Support for Spark 3.4.0
psolomin opened this issue ยท 9 comments
I've tried this connector with Spark 3.4.0 on Java 17 and it seems working for basic write and read operations. Is there a full test set anywhere which must run before Spark 3.4.0 support is added in the README?
P.S.: I needed to exclude Scala dependency:
implementation("com.microsoft.azure:spark-mssql-connector_2.12:1.3.0-BETA") {
exclude group: 'org.scala-lang'
}
Otherwise it was conflicting with Spark's scala 2.12.17
@psolomin Can you elaborate on how to exclude Scala dependency? What file should I add your snippet to? I am new & trying to set up pyspark 3.4.0 on my local machine.
Hello @hlngo
What file should I add your snippet to?
It's in my build.gradle
- I use Gradle to create a set of jars for Spark to use. Here's a part of my build.gradle
file:
configurations {
userLibs.extendsFrom implementation
}
dependencies {
// this are used for spark.driver.extraClassPath and spark.executor.extraClassPath
userLibs("com.microsoft.azure:spark-mssql-connector_2.12:1.3.0-BETA") {
exclude group: 'org.scala-lang'
}
}
task copyUserDeps(type: Copy) {
from configurations.userLibs
into "${userDepsLocation}"
}
When I run ./gradlew copyUserDeps
it fetches stuff under dependencies
+ all transitive dependencies (except Scala) and puts them into userDepsLocation
which I configure.
Then, when I run my apps, I use:
spark-submit ... --conf spark.driver.extraClassPath="$userDepsLocation/*" --conf spark.executor.extraClassPath="$userDepsLocation/*"
Hope it helps.
Trying the same thing, but problems on writing:
java.lang.NoSuchMethodError: 'org.apache.spark.sql.types.StructType org.apache.spark.sql.execution.datasources.jdbc.JdbcUtils$.getSchema(java.sql.ResultSet, org.apache.spark.sql.jdbc.JdbcDialect, boolean)'
Tried on jdk8 and 11
Hi @zhukovgreen
I did not see this when tried inserting into a table of primitives. What was your Spark DF schema you attempted to insert? Did that insertion into MS SQL work with previous versions of Spark?
Hi @psolomin.
With the previous version of spark it was working.
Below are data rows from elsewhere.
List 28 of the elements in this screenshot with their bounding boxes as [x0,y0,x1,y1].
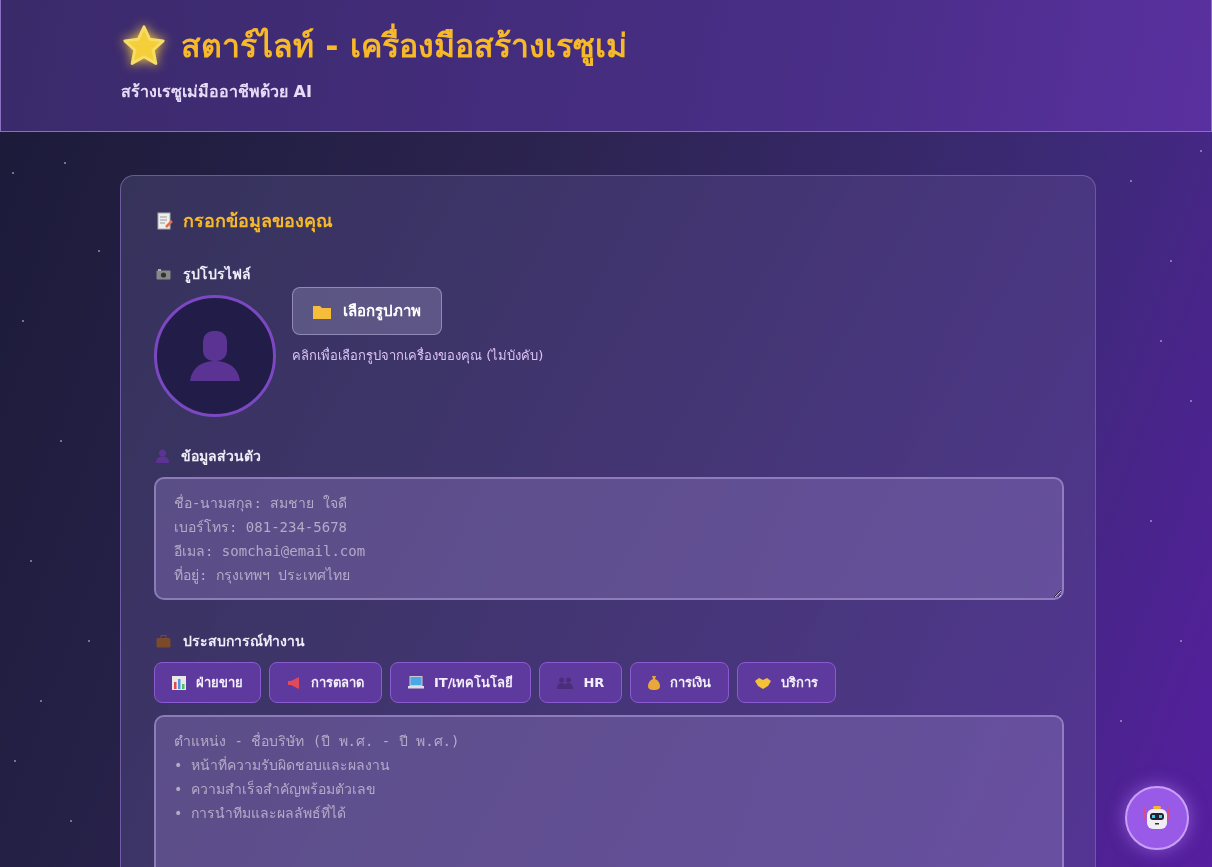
profile-label: รูปโปรไฟล์ [183,264,251,285]
work-experience-label: ประสบการณ์ทำงาน [183,632,305,651]
choose-image-button[interactable]: เลือกรูปภาพ [292,287,442,335]
person-silhouette-icon [190,331,240,381]
bar-chart-icon [172,675,186,690]
profile-hint: คลิกเพื่อเลือกรูปจากเครื่องของคุณ (ไม่บังคับ) [292,346,544,366]
personal-info-label: ข้อมูลส่วนตัว [181,447,261,467]
industry-chip[interactable]: IT/เทคโนโลยี [390,662,532,703]
person-icon [156,449,169,463]
industry-chip[interactable]: การเงิน [630,662,730,703]
industry-chip[interactable]: บริการ [737,662,837,703]
work-experience-field[interactable]: ตำแหน่ง - ชื่อบริษัท (ปี พ.ศ. - ปี พ.ศ.) • หน้าที่ความรับผิดชอบและผลงาน • ความสำเร็จสำคัญพร้อมตัวเลข • การนำทีมและผลลัพธ์ที่ได้ [154,715,1064,867]
industry-chip[interactable]: HR [539,662,623,703]
app-subtitle: สร้างเรซูเม่มืออาชีพด้วย AI [121,81,313,104]
personal-info-field[interactable]: ชื่อ-นามสกุล: สมชาย ใจดี เบอร์โทร: 081-234-5678 อีเมล: somchai@email.com ที่อยู่: กรุงเทพฯ ประเทศไทย [154,477,1064,600]
folder-icon [313,303,331,319]
briefcase-icon [156,634,171,648]
industry-chip[interactable]: การตลาด [269,662,382,703]
laptop-icon [408,676,424,689]
robot-assistant-button[interactable] [1125,786,1189,850]
app-title: สตาร์ไลท์ - เครื่องมือสร้างเรซูเม่ [181,20,627,71]
form-title: กรอกข้อมูลของคุณ [183,209,333,235]
industry-chip[interactable]: ฝ่ายขาย [154,662,261,703]
money-bag-icon [648,675,661,690]
camera-icon [156,268,171,280]
memo-icon [157,211,173,230]
megaphone-icon [287,676,301,689]
people-icon [557,676,574,689]
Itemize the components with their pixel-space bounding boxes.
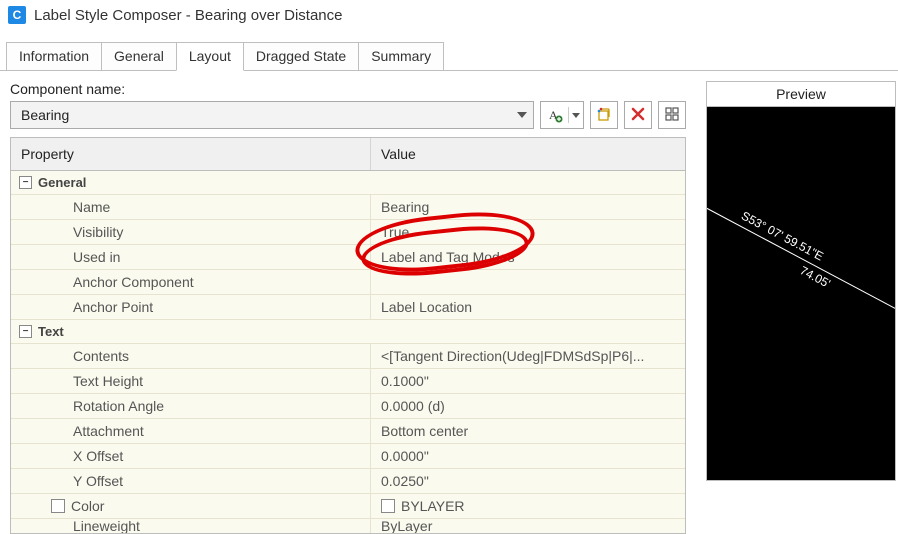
- copy-component-button[interactable]: [590, 101, 618, 129]
- app-icon: C: [8, 6, 26, 24]
- row-visibility[interactable]: Visibility True: [11, 220, 685, 245]
- row-contents[interactable]: Contents <[Tangent Direction(Udeg|FDMSdS…: [11, 344, 685, 369]
- row-lineweight[interactable]: Lineweight ByLayer: [11, 519, 685, 533]
- tab-strip: Information General Layout Dragged State…: [0, 30, 898, 71]
- row-color[interactable]: Color BYLAYER: [11, 494, 685, 519]
- prop-visibility-value[interactable]: True: [371, 220, 685, 244]
- prop-anchor-point-label: Anchor Point: [11, 295, 371, 319]
- header-property[interactable]: Property: [11, 138, 371, 170]
- property-grid-header: Property Value: [11, 138, 685, 171]
- copy-component-icon: [596, 106, 612, 125]
- component-name-value: Bearing: [21, 107, 69, 123]
- prop-rotation-angle-label: Rotation Angle: [11, 394, 371, 418]
- section-text: − Text: [11, 320, 685, 344]
- color-label-text: Color: [71, 498, 104, 514]
- row-y-offset[interactable]: Y Offset 0.0250": [11, 469, 685, 494]
- tab-dragged-state[interactable]: Dragged State: [243, 42, 359, 70]
- prop-color-value[interactable]: BYLAYER: [371, 494, 685, 518]
- prop-contents-label: Contents: [11, 344, 371, 368]
- row-anchor-point[interactable]: Anchor Point Label Location: [11, 295, 685, 320]
- row-attachment[interactable]: Attachment Bottom center: [11, 419, 685, 444]
- prop-contents-value[interactable]: <[Tangent Direction(Udeg|FDMSdSp|P6|...: [371, 344, 685, 368]
- header-value[interactable]: Value: [371, 138, 685, 170]
- prop-color-label: Color: [11, 494, 371, 518]
- row-x-offset[interactable]: X Offset 0.0000": [11, 444, 685, 469]
- prop-visibility-label: Visibility: [11, 220, 371, 244]
- row-name[interactable]: Name Bearing: [11, 195, 685, 220]
- preview-bearing-text: S53° 07' 59.51"E: [739, 209, 826, 264]
- prop-y-offset-value[interactable]: 0.0250": [371, 469, 685, 493]
- prop-name-value[interactable]: Bearing: [371, 195, 685, 219]
- window-titlebar: C Label Style Composer - Bearing over Di…: [0, 0, 898, 30]
- section-label: General: [38, 175, 86, 190]
- prop-anchor-component-label: Anchor Component: [11, 270, 371, 294]
- section-label: Text: [38, 324, 64, 339]
- preview-canvas[interactable]: S53° 07' 59.51"E 74.05': [707, 107, 895, 480]
- prop-lineweight-value[interactable]: ByLayer: [371, 519, 685, 533]
- checkbox-icon[interactable]: [51, 499, 65, 513]
- prop-text-height-label: Text Height: [11, 369, 371, 393]
- tab-general[interactable]: General: [101, 42, 177, 70]
- add-text-component-icon: A: [541, 107, 569, 123]
- color-swatch-icon[interactable]: [381, 499, 395, 513]
- preview-title: Preview: [707, 82, 895, 107]
- prop-used-in-value[interactable]: Label and Tag Modes: [371, 245, 685, 269]
- tab-layout[interactable]: Layout: [176, 42, 244, 71]
- prop-x-offset-value[interactable]: 0.0000": [371, 444, 685, 468]
- color-value-text: BYLAYER: [401, 498, 465, 514]
- component-name-label: Component name:: [10, 81, 686, 97]
- tab-summary[interactable]: Summary: [358, 42, 444, 70]
- component-order-icon: [664, 106, 680, 125]
- prop-attachment-value[interactable]: Bottom center: [371, 419, 685, 443]
- preview-distance-text: 74.05': [798, 263, 833, 291]
- delete-component-icon: [630, 106, 646, 125]
- preview-panel: Preview S53° 07' 59.51"E 74.05': [706, 81, 896, 481]
- row-text-height[interactable]: Text Height 0.1000": [11, 369, 685, 394]
- prop-attachment-label: Attachment: [11, 419, 371, 443]
- prop-x-offset-label: X Offset: [11, 444, 371, 468]
- row-rotation-angle[interactable]: Rotation Angle 0.0000 (d): [11, 394, 685, 419]
- window-title: Label Style Composer - Bearing over Dist…: [34, 7, 342, 24]
- tab-information[interactable]: Information: [6, 42, 102, 70]
- property-grid: Property Value − General Name Bearing Vi…: [10, 137, 686, 534]
- row-used-in[interactable]: Used in Label and Tag Modes: [11, 245, 685, 270]
- prop-anchor-component-value[interactable]: [371, 270, 685, 294]
- collapse-icon[interactable]: −: [19, 325, 32, 338]
- prop-rotation-angle-value[interactable]: 0.0000 (d): [371, 394, 685, 418]
- collapse-icon[interactable]: −: [19, 176, 32, 189]
- prop-lineweight-label: Lineweight: [11, 519, 371, 533]
- section-general: − General: [11, 171, 685, 195]
- visibility-value-text: True: [381, 224, 409, 240]
- prop-name-label: Name: [11, 195, 371, 219]
- delete-component-button[interactable]: [624, 101, 652, 129]
- row-anchor-component[interactable]: Anchor Component: [11, 270, 685, 295]
- chevron-down-icon: [517, 112, 527, 118]
- prop-y-offset-label: Y Offset: [11, 469, 371, 493]
- component-name-dropdown[interactable]: Bearing: [10, 101, 534, 129]
- prop-anchor-point-value[interactable]: Label Location: [371, 295, 685, 319]
- prop-used-in-label: Used in: [11, 245, 371, 269]
- used-in-value-text: Label and Tag Modes: [381, 249, 515, 265]
- add-component-button[interactable]: A: [540, 101, 584, 129]
- prop-text-height-value[interactable]: 0.1000": [371, 369, 685, 393]
- chevron-down-icon: [569, 113, 583, 118]
- component-order-button[interactable]: [658, 101, 686, 129]
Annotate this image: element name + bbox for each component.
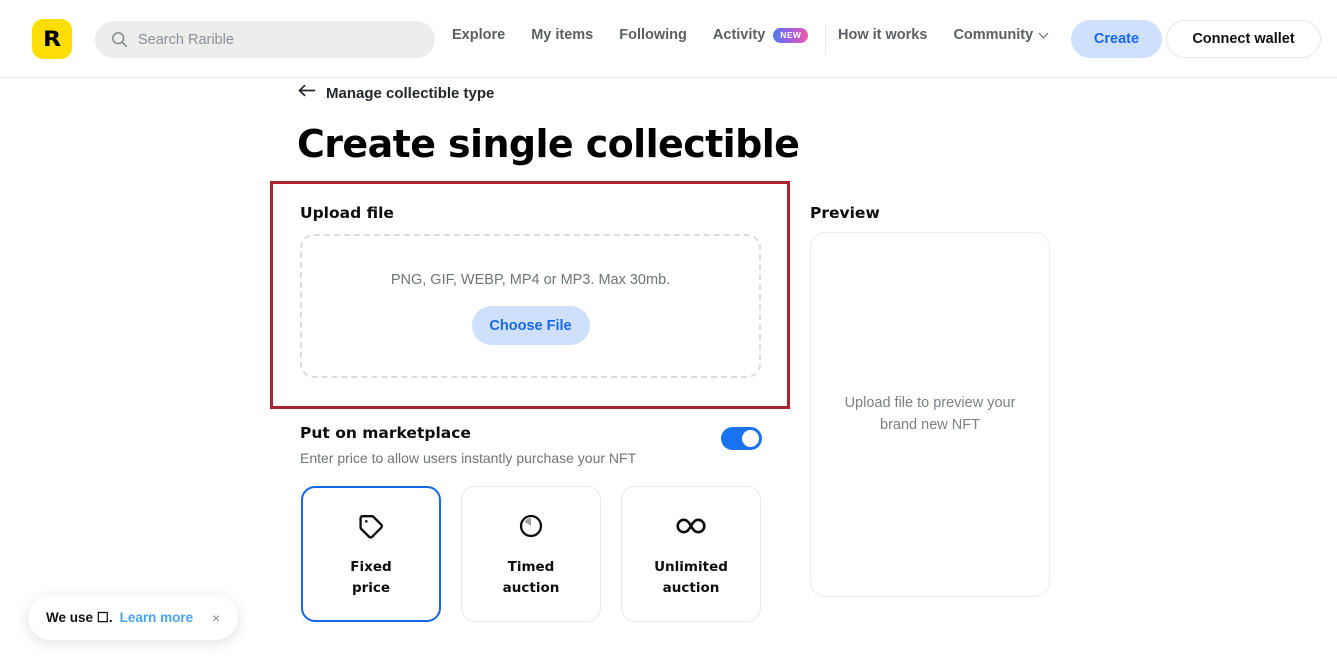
new-badge: NEW <box>773 27 809 43</box>
timer-icon <box>518 509 544 543</box>
chevron-down-icon <box>1038 28 1049 38</box>
nav-label: Explore <box>452 27 506 43</box>
choose-file-button[interactable]: Choose File <box>471 306 590 345</box>
nav-label: How it works <box>838 27 928 43</box>
nav-label: Community <box>953 27 1034 43</box>
page-title: Create single collectible <box>297 122 800 166</box>
nav-item-explore[interactable]: Explore <box>452 27 505 43</box>
put-on-marketplace-label: Put on marketplace <box>300 424 471 442</box>
connect-wallet-button[interactable]: Connect wallet <box>1166 20 1321 58</box>
preview-panel: Upload file to preview your brand new NF… <box>810 232 1050 597</box>
label-line-2: auction <box>502 580 560 596</box>
sale-type-unlimited-auction[interactable]: Unlimited auction <box>621 486 761 622</box>
nav-divider <box>825 24 826 54</box>
label-line-2: price <box>351 580 391 596</box>
secondary-nav: How it works Community <box>838 27 1073 43</box>
cookie-learn-more-link[interactable]: Learn more <box>120 610 194 625</box>
marketplace-subtitle: Enter price to allow users instantly pur… <box>300 450 637 466</box>
sale-type-options: Fixed price Timed auction Unlimited auct… <box>301 486 761 622</box>
nav-label: Following <box>619 27 687 43</box>
create-button[interactable]: Create <box>1071 20 1162 58</box>
search-icon <box>111 31 128 48</box>
nav-item-my-items[interactable]: My items <box>531 27 593 43</box>
nav-label: My items <box>531 27 594 43</box>
sale-type-label: Timed auction <box>503 557 560 599</box>
label-line-1: Timed <box>507 559 555 576</box>
toggle-knob <box>742 430 759 447</box>
upload-file-label: Upload file <box>300 204 394 222</box>
nav-item-community[interactable]: Community <box>953 27 1049 43</box>
search-bar[interactable] <box>95 21 435 58</box>
dropzone-hint: PNG, GIF, WEBP, MP4 or MP3. Max 30mb. <box>390 272 671 288</box>
sale-type-label: Unlimited auction <box>654 557 728 599</box>
label-line-2: auction <box>662 580 720 596</box>
main-nav: Explore My items Following Activity NEW <box>452 27 834 43</box>
file-dropzone[interactable]: PNG, GIF, WEBP, MP4 or MP3. Max 30mb. Ch… <box>300 234 761 378</box>
nav-item-following[interactable]: Following <box>619 27 687 43</box>
nav-label: Activity <box>712 27 766 43</box>
sale-type-label: Fixed price <box>350 557 391 599</box>
preview-label: Preview <box>810 204 880 222</box>
price-tag-icon <box>358 509 385 543</box>
cookie-banner: We use ☐. Learn more × <box>28 595 239 640</box>
back-link[interactable]: Manage collectible type <box>298 84 494 102</box>
nav-item-activity[interactable]: Activity NEW <box>712 27 809 43</box>
sale-type-timed-auction[interactable]: Timed auction <box>461 486 601 622</box>
close-icon[interactable]: × <box>212 611 220 625</box>
search-input[interactable] <box>138 31 388 48</box>
nav-item-how-it-works[interactable]: How it works <box>838 27 927 43</box>
sale-type-fixed-price[interactable]: Fixed price <box>301 486 441 622</box>
put-on-marketplace-toggle[interactable] <box>721 427 762 450</box>
rarible-logo[interactable]: R <box>32 19 72 59</box>
label-line-1: Unlimited <box>654 559 728 576</box>
cookie-banner-text: We use ☐. <box>46 609 113 625</box>
preview-empty-text: Upload file to preview your brand new NF… <box>844 394 1016 433</box>
label-line-1: Fixed <box>350 559 392 576</box>
arrow-left-icon <box>298 84 316 102</box>
back-link-label: Manage collectible type <box>326 84 495 102</box>
top-header: R Explore My items Following Activity NE… <box>0 0 1337 78</box>
logo-letter: R <box>43 26 61 51</box>
infinity-icon <box>674 509 708 543</box>
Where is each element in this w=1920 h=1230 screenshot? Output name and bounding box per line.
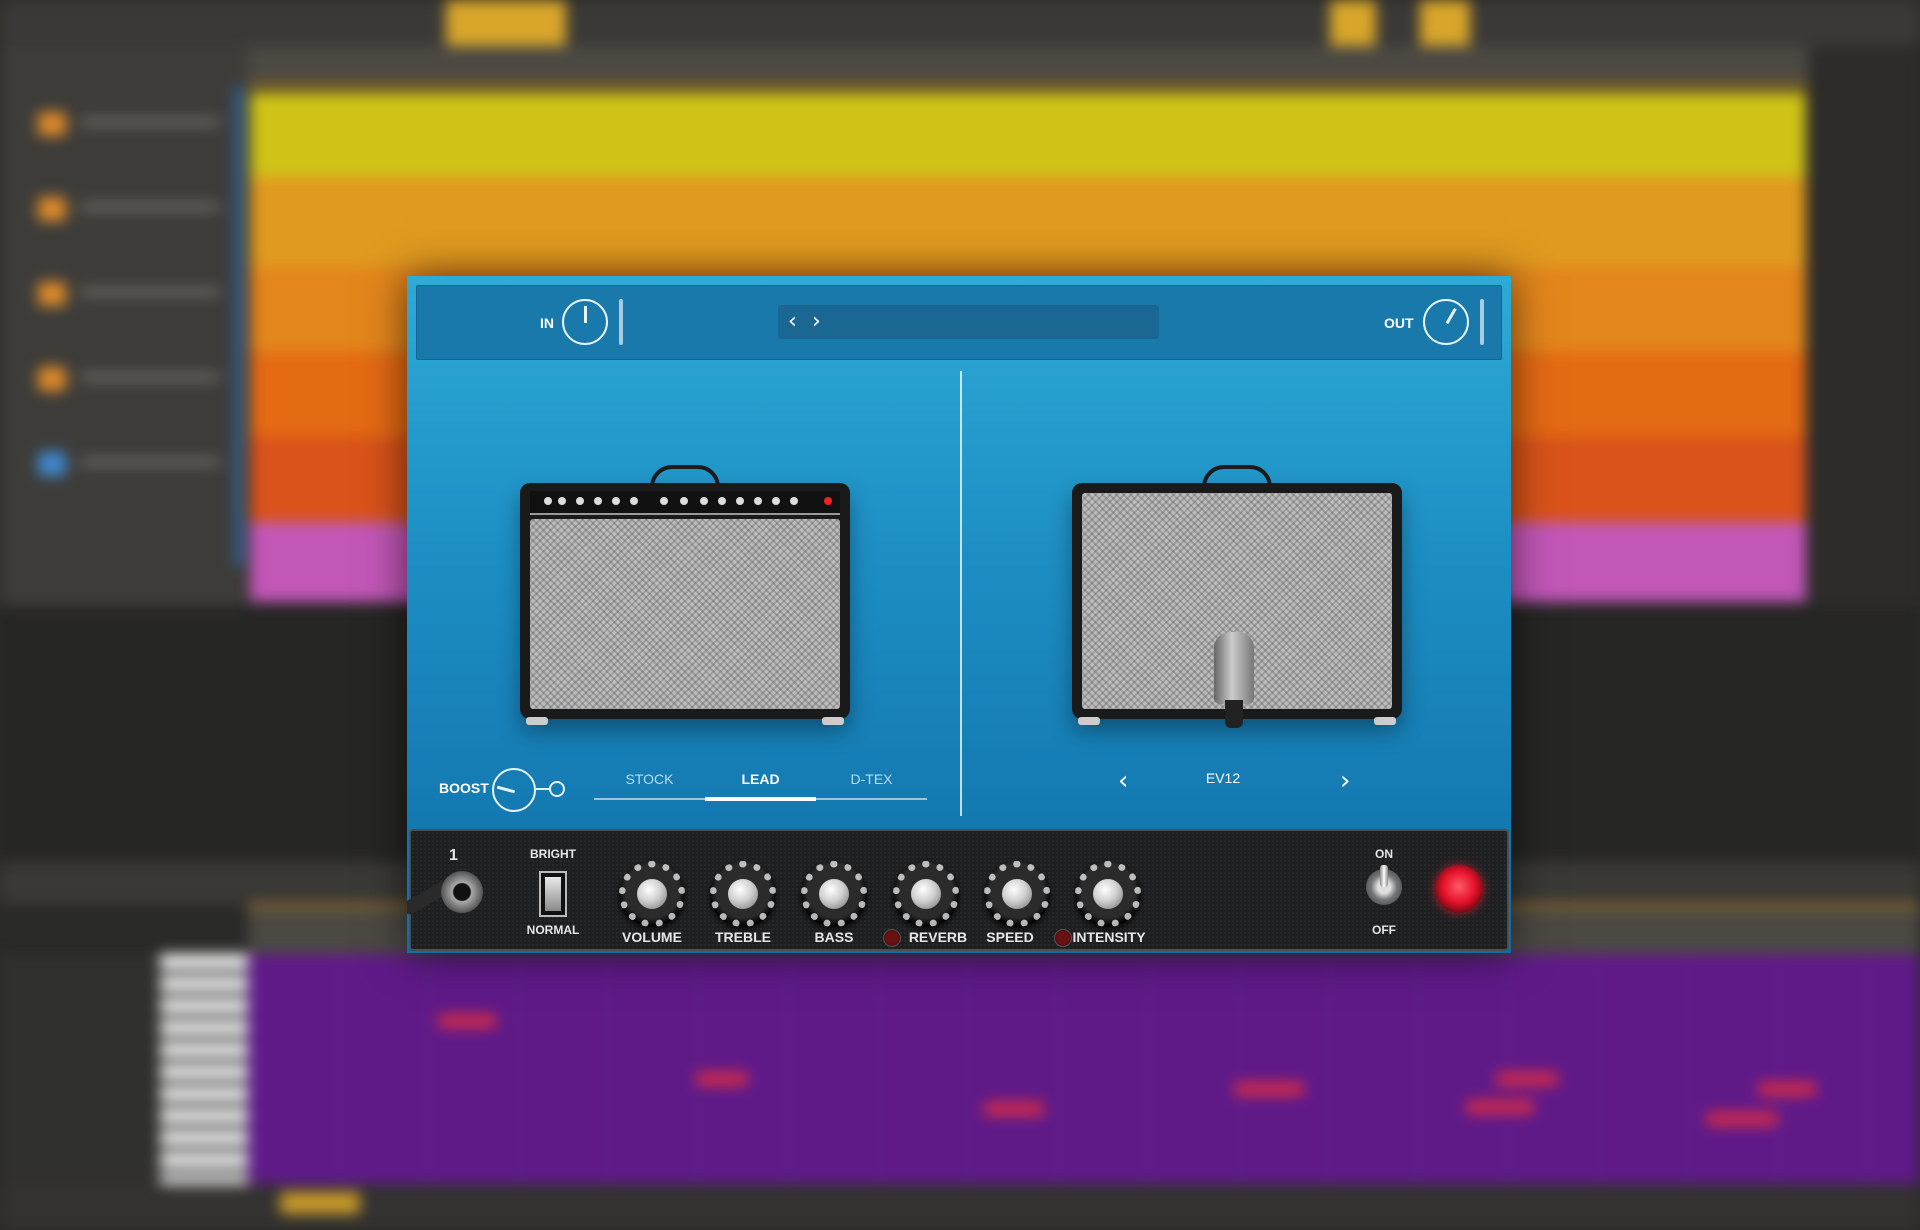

I had the following write config:
options = {
'truncate': 'true',
'batchsize': 1000000,
'tableLock': 'true',
'numPartitions': 25,
'use_bulk_copy': True,
'schemaCheckEnabled': 'true',
'driver': 'com.microsoft.sqlserver.jdbc.SQLServerDriver',
'username': 'uname',
'password': '****',
'url': 'jdbc:sqlserver://mymssqlserver:1433;database=DB;encrypt=true;trustServerCertificate=true;',
'dbtable': 'dbo.QueueItemTrainingRecommend',
'batchSize': 100000,
'checkConstraints': 'true',
'reliabilityLevel': 'BEST_EFFORT',
}
I was writing using:
to_write.write.format("com.microsoft.sqlserver.jdbc.spark").options(**options).mode("overwrite").save()
The schema of the to_write df is:
root
|-- Comp: string (nullable = true)
|-- Empl: string (nullable = true)
|-- UniqueId string (nullable = true)
|-- WorkData: string (nullable = true)
|-- CreatedAt: timestamp (nullable = true)
.
Reading the exception I see that it has one boolean as last argument, but in spark 3.4 the signature has changed and it has two boleans.
See :
Thanks for sharing the details @zhukovgreen !
I think, in all my use cases timestamps were passed to MS SQL as strings. If I bump into the same issue I will think of forking and patching this.
Any timeline for release of this connector for Spark 3.4 with Scala 2.13 and Java 17 support?
@zhukovgreen just a follow-up:
I've tried inserting timestamp
Spark types into smalldatetime
column, and it worked fine. I will run further checks there anyway though.
Note: In my use-cases, I don't let Spark creating tables, they are created via plain SQL in a different tool, with indexes, etc. Spark only writes there.
thanks @psolomin, then consider my comment as resolved. I will double-check my case once the spark3.4 is ready to use. Make sense?